Spicy Breakfast Rice with Walnuts, Pistachios and Raisins
I like to make some spicy breakfast dish from left over rice, and today this was what crossed my mind. Red rice, rose and red pepper salt, cardamom, cinnamon, pistachios, walnuts, raisins and cranberries and some dried green olives.
When I cook rice, I don't add salt so that I'm free to decide for rice pudding if the mood strikes.
That's very rare, though, usually I want something spicy. Or something spicy with a little sweetness added, like a tablespoon of raisins and dried cranberries.
For the salt, I used a spanish sea salt scented with dried and ground rose petals and mixed with red pepper. Fell free to use any kind of salt, or other spices.
Of course just some rice, even whole grain red rice, is not enough for me for a full breakfast, so it went along with a boiled egg, two slices of goat's cheese, some slices of cucumber and some date tomatoes.
Ingredients for the rice for 1 person:
- cooked rice, ca. 1/2 cup (about 50 g uncooked I suppose)

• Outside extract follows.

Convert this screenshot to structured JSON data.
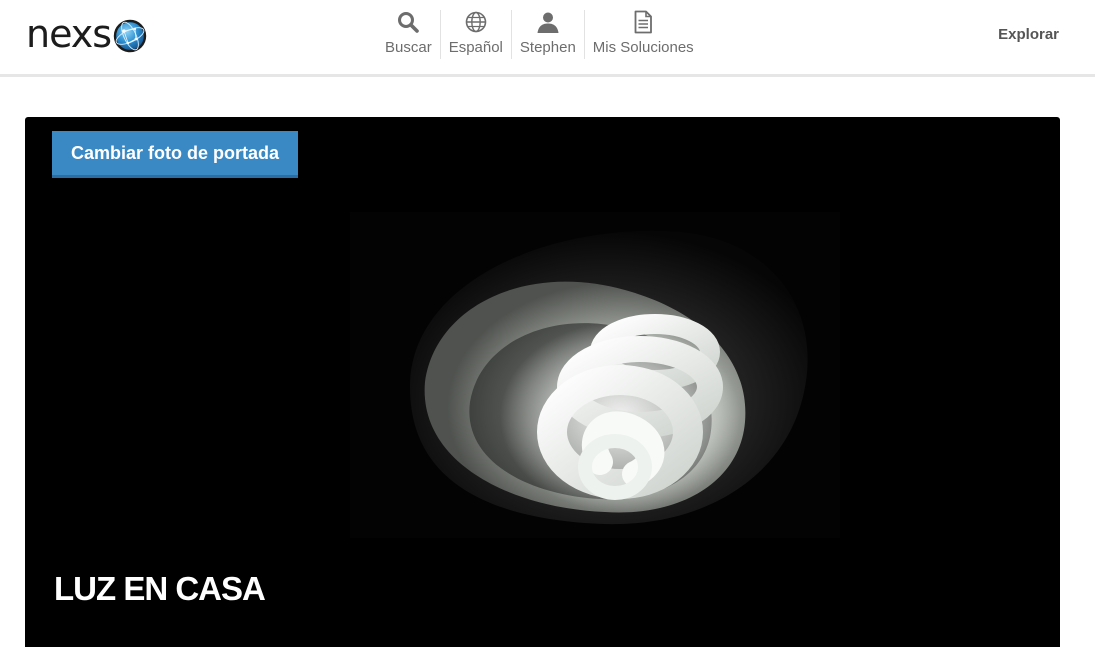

- 1 tablespoon walnut halves, broken into pieces
- 1/2 tablespoon pistachios
- 1/2 tablespoon raisins
- 1/2 tablespoon dried cranberries
- 1/2 tablespoon dried olives, optional
- 1/8-1/4 teaspoon ground cinnamon
- 1/8-1/4 teaspoon ground cardamom
- salt, to taste
- pepper, to taste
- 1 teaspoon coconut oil
- In a hot skillet, toast walnut pieces and pistachios until lightly browned and fragrant, set aside
- Gently fry the rice in 1 teaspoon coconut oil, then add salt, spices, nuts, raisins and cranberries and olives, if using, heat through and serve with eggs, cheese, vegetables as you like.